3P, before was 1P for our digital partners, to 3P. The contribution margin of the company by the end will improve, the company increases because I have a take rate expenses that is being paid. Before was 50%, and now is 100% that has migrated from 1P to 3P. We have a question from Fernando Guerra.
Could you comment about the rollout in the first half of 2024? Will you need new captures, new captations?
Well, thank you for your question. Well, we had to take the proper measures to roll out this year's expenses. We have anticipated a market that we thought would be ready for the second half of the year. The market is back throughout Bank, and we are totally financed. We expect that by the end of the year, we will no longer need to have a receivables or to anticipate receivables. Therefore, our receivables will be fully available for anticipation in case that is required.

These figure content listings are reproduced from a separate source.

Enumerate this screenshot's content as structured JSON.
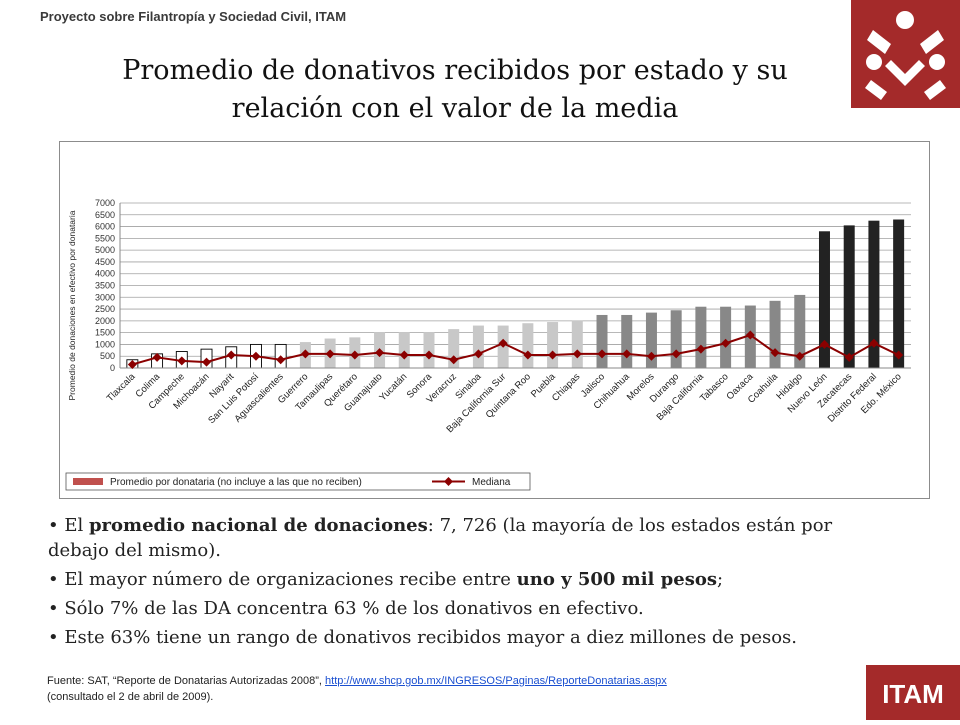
{
  "header": {
    "project": "Proyecto sobre Filantropía y Sociedad Civil, ITAM",
    "title_line1": "Promedio de donativos recibidos por estado y su",
    "title_line2": "relación con el valor de la media"
  },
  "colors": {
    "brand_red": "#a42a2a",
    "white_bar": "#ffffff",
    "light_gray_bar": "#c8c8c8",
    "mid_gray_bar": "#888888",
    "black_bar": "#222222",
    "median_line": "#8b0000"
  },
  "chart_data": {
    "type": "bar",
    "ylabel": "Promedio de donaciones en efectivo por donataria",
    "ylim": [
      0,
      7000
    ],
    "yticks": [
      0,
      500,
      1000,
      1500,
      2000,
      2500,
      3000,
      3500,
      4000,
      4500,
      5000,
      5500,
      6000,
      6500,
      7000
    ],
    "grid": true,
    "legend_position": "bottom",
    "categories": [
      "Tlaxcala",
      "Colima",
      "Campeche",
      "Michoacán",
      "Nayarit",
      "San Luis Potosí",
      "Aguascalientes",
      "Guerrero",
      "Tamaulipas",
      "Querétaro",
      "Guanajuato",
      "Yucatán",
      "Sonora",
      "Veracruz",
      "Sinaloa",
      "Baja California Sur",
      "Quintana Roo",
      "Puebla",
      "Chiapas",
      "Jalisco",
      "Chihuahua",
      "Morelos",
      "Durango",
      "Baja California",
      "Tabasco",
      "Oaxaca",
      "Coahuila",
      "Hidalgo",
      "Nuevo León",
      "Zacatecas",
      "Distrito Federal",
      "Edo. México"
    ],
    "bar_groups": [
      "white",
      "white",
      "white",
      "white",
      "white",
      "white",
      "white",
      "light",
      "light",
      "light",
      "light",
      "light",
      "light",
      "light",
      "light",
      "light",
      "light",
      "light",
      "light",
      "mid",
      "mid",
      "mid",
      "mid",
      "mid",
      "mid",
      "mid",
      "mid",
      "mid",
      "black",
      "black",
      "black",
      "black"
    ],
    "series": [
      {
        "name": "Promedio por donataria (no incluye a las que no reciben)",
        "type": "bar",
        "values": [
          350,
          600,
          700,
          800,
          900,
          1000,
          1000,
          1100,
          1250,
          1300,
          1500,
          1500,
          1500,
          1650,
          1800,
          1800,
          1900,
          1950,
          2000,
          2250,
          2250,
          2350,
          2450,
          2600,
          2600,
          2650,
          2850,
          3100,
          5800,
          6050,
          6250,
          6300
        ]
      },
      {
        "name": "Mediana",
        "type": "line",
        "values": [
          150,
          450,
          300,
          250,
          550,
          500,
          350,
          600,
          600,
          550,
          650,
          550,
          550,
          350,
          600,
          1050,
          550,
          550,
          600,
          600,
          600,
          500,
          600,
          800,
          1050,
          1400,
          650,
          500,
          1000,
          450,
          1050,
          550
        ]
      }
    ]
  },
  "bullets": [
    {
      "pre": "El ",
      "bold": "promedio nacional de donaciones",
      "post": ": 7, 726 (la mayoría de los estados están por debajo del mismo)."
    },
    {
      "pre": "El mayor número de organizaciones recibe entre ",
      "bold": "uno y 500 mil pesos",
      "post": ";"
    },
    {
      "pre": "Sólo 7% de las DA concentra 63 % de los donativos en efectivo.",
      "bold": "",
      "post": ""
    },
    {
      "pre": "Este 63% tiene un rango de donativos recibidos mayor a diez millones de pesos.",
      "bold": "",
      "post": ""
    }
  ],
  "source": {
    "prefix": "Fuente: SAT, “Reporte de Donatarias Autorizadas 2008”, ",
    "link": "http://www.shcp.gob.mx/INGRESOS/Paginas/ReporteDonatarias.aspx",
    "suffix": "(consultado el 2 de abril de 2009)."
  },
  "itam_logo_text": "ITAM"
}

We believe that for 2024, we'll have a rollout of BRL 350 million for next year. We believe that the market will be open, will go back to normality, and that we also have our receivables anticipation line is BRL 1.2 million. We are doing fine as to rollouts, and probably the last year's I mean, the end of the year rollouts, I am at ease because I had released all my rollouts in case I have any further needs in the near future. Well, we still have some questions left. We have a question from Rafael Tavares:
Could you go into details about Centauro's gross margin? What do you expect in terms of markdown? Well, we have a certain balance here.

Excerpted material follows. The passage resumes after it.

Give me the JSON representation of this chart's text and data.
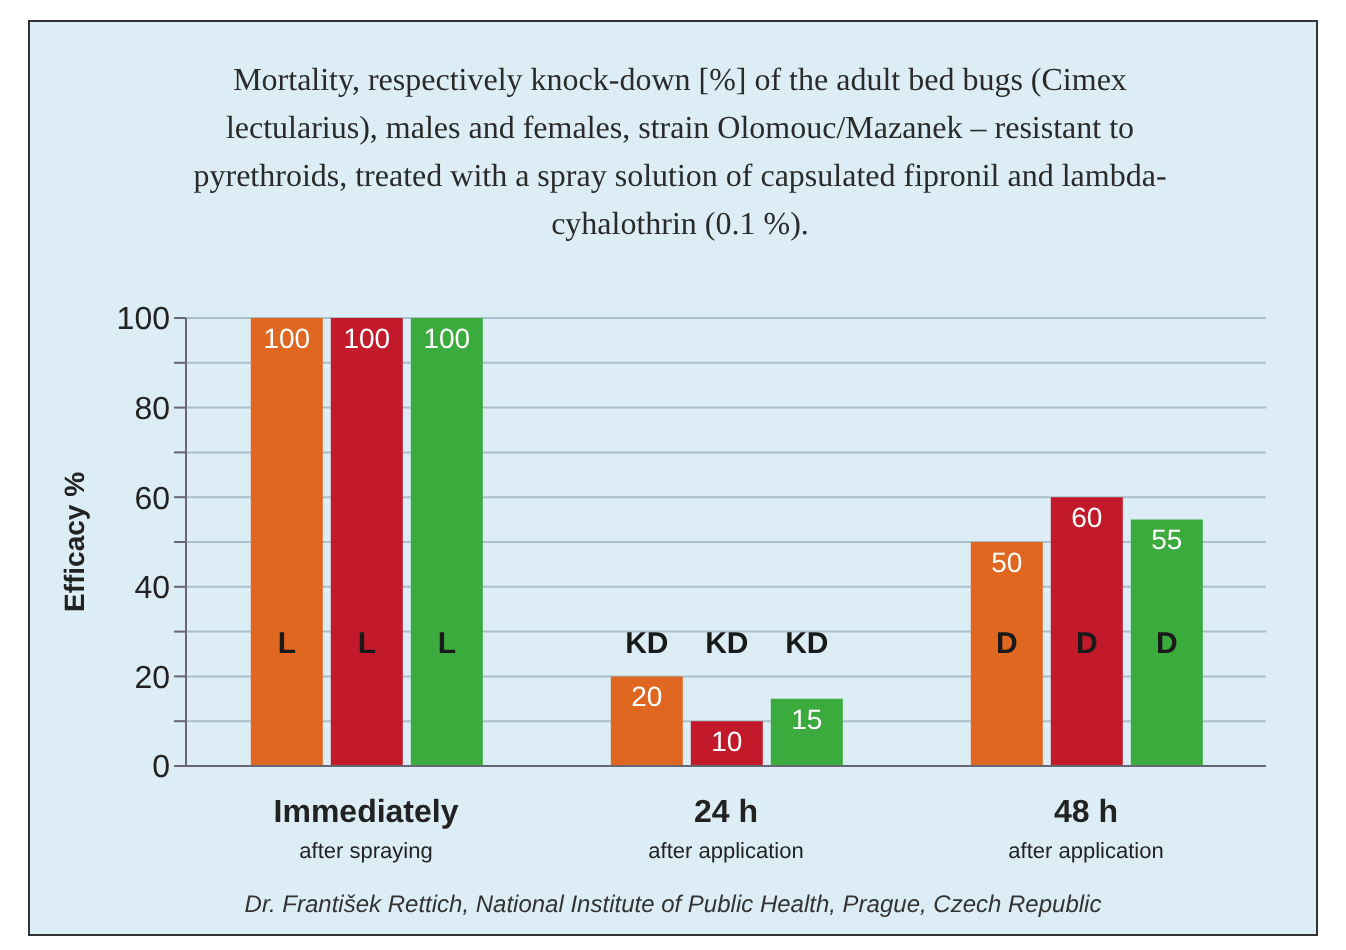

Similarly, that we are trying to improve our gross margin and to reduce the markdown, and that we have a positive signs. We are still very careful to our stock volume excess, which we have to solve it, and we have some strategies for that. One of them is we have an adjusted purchase, but there is a second issue, which is markdown. Therefore, we are managing it, and we are fully committed, and we are willing to generate cash. We have replenished the year, and we are experiencing, I mean, we lived the first half of transition. We had a pathway in the first half, and now we are moving to a different one.
The idea, though, is to use more markdown than we had anticipated in such a way that we are gonna generated the required gross revenue and to generate a cash as we had expected for the year. This is the way we are planning to take, or this is the path we are planning to take, better say. Thank you. It seems that we had answered most of the questions as they are all intertwined. Anyhow, our team is at our total disposal. If there is any question that was not properly answered or if you have any additional question, just reach us. Our Q&A session is being concluded, and our team is at your full disposal for any further comments or questions. I understand that this is a very challenging year.
The first half was a tough one. We are always very confident in the ability of our team to deliver results for Centauro and Fisia. This is a company with over 40 years of experience that has faced other complex scenarios. We have taken all the necessary steps throughout this quarter. That was a quarter of transition, and we are ready to reach our goals, and we have done all the necessary adjustments to follow all these market movements and changes. We do believe that today's results, they will support tomorrow's results, and we are allowed to our plan and our results for this year and for the coming ones. Thank you for everyone that follow our earnings.